Rapat-rapat ini dihadiri kurang lebih 30 orang mahasiswa yang di antaranya adalah anggota Perserikatan Mahasiswa Yogyakarta dan Gerakan Pemuda Islam Indonesia. Rapat-rapat yang digelar tidak menghasilkan kesepakatan. Namun Lafran Pane mengambil jalan keluar dengan mengadakan rapat tanpa undangan, yaitu dengan mengadakan pertemuan mendadak yang mempergunakan jam kuliah Tafsir oleh Husein Yahya. Pada tanggal 5 Februari 1947 (bertepatan dengan 14 Rabiulawal 1366 H), di salah satu ruangan kuliah Sekolah Tinggi Islam di Jalan Setyodiningratan 30 (sekarang Jalan Senopati) Yogyakarta, masuklah Lafran Pane yang langsung berdiri di depan kelas dan memimpin rapat yang dalam prakatanya mengatakan "Hari ini adalah rapat pembentukan organisasi Mahasiswa Islam, karena semua persiapan yang diperlukan sudah beres".

Kemudian ia meminta agar Husein Yahya memberikan sambutan, tetapi dia menolak dikarenakan kurang memahami apa yang disampaikan sehubungan dengan tujuan rapat tersebut. Pernyataan yang dilontarkan oleh Lafran Pane dalam rapat tersebut adalah sebagai berikut:

Rapat ini merupakan rapat pembentukan organisasi Mahasiswa Islam yang anggaran dasarnya telah dipersiapkan.

Rapat ini bukan lagi mempersoalkan perlu atau tidaknya ataupun setuju atau menolaknya untuk mendirikan organisasi Mahasiswa Islam.

Di antara rekan-rekan boleh menyatakan setuju dan boleh tidak. Meskipun demikian apapun bentuk penolakan tersebut, tidak menggentarkan untuk tetap berdirinya organisasi Mahasiswa Islam ketika itu, dikarenakan persiapan yang sudah matang.

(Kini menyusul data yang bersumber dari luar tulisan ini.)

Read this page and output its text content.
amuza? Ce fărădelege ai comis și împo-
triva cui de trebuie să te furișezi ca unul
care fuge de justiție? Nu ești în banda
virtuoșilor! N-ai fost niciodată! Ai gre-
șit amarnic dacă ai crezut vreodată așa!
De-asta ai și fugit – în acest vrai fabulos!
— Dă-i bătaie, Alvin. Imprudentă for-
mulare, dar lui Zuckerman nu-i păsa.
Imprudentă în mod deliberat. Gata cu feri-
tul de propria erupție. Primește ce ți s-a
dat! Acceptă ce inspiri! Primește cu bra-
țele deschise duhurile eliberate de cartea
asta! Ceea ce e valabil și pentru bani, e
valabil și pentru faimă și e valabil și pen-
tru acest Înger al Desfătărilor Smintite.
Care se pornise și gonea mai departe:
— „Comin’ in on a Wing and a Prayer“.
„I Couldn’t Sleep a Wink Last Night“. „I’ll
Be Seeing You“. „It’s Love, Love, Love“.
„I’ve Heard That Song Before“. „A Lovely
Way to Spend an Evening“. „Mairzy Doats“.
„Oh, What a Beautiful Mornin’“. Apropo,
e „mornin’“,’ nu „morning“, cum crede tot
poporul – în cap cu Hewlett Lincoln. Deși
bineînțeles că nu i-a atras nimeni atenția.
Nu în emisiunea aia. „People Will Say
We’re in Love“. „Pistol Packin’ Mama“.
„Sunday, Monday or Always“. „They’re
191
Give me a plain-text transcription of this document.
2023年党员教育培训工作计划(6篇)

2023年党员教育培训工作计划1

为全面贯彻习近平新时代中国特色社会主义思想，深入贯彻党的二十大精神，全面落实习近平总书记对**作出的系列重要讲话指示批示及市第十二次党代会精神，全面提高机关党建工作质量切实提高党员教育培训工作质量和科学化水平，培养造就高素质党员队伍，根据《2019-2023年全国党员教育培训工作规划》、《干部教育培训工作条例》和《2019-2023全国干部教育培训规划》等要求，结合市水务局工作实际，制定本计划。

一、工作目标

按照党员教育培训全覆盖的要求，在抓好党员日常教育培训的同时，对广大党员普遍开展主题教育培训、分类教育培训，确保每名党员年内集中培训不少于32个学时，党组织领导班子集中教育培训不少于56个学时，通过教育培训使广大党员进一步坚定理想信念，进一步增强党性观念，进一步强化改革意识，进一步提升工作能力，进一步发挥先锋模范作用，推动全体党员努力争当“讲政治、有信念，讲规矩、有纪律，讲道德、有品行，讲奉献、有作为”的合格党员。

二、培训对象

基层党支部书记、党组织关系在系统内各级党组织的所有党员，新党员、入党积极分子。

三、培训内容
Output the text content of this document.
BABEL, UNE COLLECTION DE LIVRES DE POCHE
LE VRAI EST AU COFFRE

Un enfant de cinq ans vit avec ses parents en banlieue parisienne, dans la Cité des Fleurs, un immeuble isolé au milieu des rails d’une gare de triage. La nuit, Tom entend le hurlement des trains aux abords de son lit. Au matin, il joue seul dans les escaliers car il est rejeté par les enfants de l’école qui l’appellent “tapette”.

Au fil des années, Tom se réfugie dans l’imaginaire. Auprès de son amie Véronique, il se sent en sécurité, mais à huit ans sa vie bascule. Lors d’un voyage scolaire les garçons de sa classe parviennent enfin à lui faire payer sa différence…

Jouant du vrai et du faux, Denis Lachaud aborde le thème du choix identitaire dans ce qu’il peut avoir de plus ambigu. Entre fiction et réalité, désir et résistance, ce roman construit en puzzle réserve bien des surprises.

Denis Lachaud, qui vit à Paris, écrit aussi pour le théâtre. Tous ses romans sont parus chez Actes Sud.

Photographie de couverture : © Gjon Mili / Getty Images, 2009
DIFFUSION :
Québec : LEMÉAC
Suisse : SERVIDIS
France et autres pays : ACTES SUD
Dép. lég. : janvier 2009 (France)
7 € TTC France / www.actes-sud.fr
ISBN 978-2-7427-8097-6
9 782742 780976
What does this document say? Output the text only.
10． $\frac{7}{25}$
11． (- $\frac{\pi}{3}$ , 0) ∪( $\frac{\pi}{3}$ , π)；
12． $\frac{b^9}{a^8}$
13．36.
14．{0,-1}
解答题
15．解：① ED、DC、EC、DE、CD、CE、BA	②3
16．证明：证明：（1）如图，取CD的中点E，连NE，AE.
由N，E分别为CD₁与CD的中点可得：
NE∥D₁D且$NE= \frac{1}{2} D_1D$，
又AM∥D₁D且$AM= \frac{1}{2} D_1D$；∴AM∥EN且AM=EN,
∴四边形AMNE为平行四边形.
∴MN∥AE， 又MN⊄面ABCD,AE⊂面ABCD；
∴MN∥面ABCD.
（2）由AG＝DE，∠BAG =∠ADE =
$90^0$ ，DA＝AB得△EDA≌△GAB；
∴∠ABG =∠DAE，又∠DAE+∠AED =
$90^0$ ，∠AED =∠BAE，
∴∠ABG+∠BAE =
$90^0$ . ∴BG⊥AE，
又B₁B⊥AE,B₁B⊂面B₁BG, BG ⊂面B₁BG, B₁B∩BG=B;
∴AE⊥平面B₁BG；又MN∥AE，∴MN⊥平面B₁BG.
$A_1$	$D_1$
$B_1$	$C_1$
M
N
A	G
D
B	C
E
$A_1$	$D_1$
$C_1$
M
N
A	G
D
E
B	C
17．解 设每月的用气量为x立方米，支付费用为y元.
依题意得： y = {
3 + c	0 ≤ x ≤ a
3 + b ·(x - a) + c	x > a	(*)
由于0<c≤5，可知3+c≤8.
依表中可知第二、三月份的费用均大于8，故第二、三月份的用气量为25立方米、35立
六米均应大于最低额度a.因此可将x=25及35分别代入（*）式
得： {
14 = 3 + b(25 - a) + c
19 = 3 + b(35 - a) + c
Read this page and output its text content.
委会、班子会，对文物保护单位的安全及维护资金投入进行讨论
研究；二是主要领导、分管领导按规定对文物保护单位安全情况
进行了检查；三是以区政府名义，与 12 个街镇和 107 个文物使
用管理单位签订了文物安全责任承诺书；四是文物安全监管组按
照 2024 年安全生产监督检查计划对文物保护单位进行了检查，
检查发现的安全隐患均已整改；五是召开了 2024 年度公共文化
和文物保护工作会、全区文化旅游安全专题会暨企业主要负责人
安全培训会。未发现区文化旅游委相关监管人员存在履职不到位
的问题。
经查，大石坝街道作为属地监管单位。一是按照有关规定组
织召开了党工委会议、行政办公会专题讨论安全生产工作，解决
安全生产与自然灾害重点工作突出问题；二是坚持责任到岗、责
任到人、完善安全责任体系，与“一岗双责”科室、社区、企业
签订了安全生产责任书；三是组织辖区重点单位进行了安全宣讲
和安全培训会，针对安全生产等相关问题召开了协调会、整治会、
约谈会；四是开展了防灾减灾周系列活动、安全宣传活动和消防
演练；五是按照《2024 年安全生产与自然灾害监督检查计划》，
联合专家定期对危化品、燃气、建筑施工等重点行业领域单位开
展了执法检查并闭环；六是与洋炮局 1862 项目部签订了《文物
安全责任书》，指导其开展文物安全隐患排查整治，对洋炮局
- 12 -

Setelah dicerca berbagai pertanyaan dan penjelasan, rapat pada hari itu dapat berjalan dengan lancar dan semua peserta rapat menyatakan sepakat dan berketetapan hati untuk mengambil keputusan:

Hari Rabu Pon 1878, 15 Rabiulawal 1366 H, tanggal 5 Februari 1947, menetapkan berdirinya organisasi Himpunan Mahasiswa Islam disingkat HMI yang bertujuan:

o Mempertahankan Negara Republik Indonesia dan mempertinggi derajat Rakyat Indonesia

o Menegakkan dan mengembangkan ajaran agama Islam

Mengesahkan Anggaran Dasar (AD) Himpunan Mahasiswa Islam. Adapun Anggaran Rumah Tangga (ART) akan dibuat kemudian.

Membentuk Pengurus Himpunan Mahasiswa Islam.


2. 14 Orang Tokoh Pendiri HmI

Adapun 14 Tokoh Pendiri HmI sekaligus peserta rapat pembentukan HmI pada tahun 1947 diantaranya :

1) Lafran Pane

2) Karnoto Zarkasyi

3) Dahlan Husein,

4) Maisaroh Hilal (Cucu Pendiri Muhammadiyah, KH. Ahmad Dahlan)

5) Suwali

6) Yusdi Ghozali (Tokoh utama pendiri Pelajar Islam Indonesia PII)

7) Mansyur

8) Siti Zainah (Istri Dahlan Husein)

9) Muhammad Anwar

10) Hasan Basri

11) Zulkarnaen

12) Tayeb Razak

13) Toha Mashudi dan 

14) Bidron Hadi.

Selain itu keputusan rapat tersebut memutuskan kepengurusan Himpunan Mahasiswa Islam sebagai berikut:

Ketua Lafran Pane

Wakil Ketua Asmin Nasution

Penulis I Anton Timoer Djailani, salah satu pendiri Pelajar Islam Indonesia (PII)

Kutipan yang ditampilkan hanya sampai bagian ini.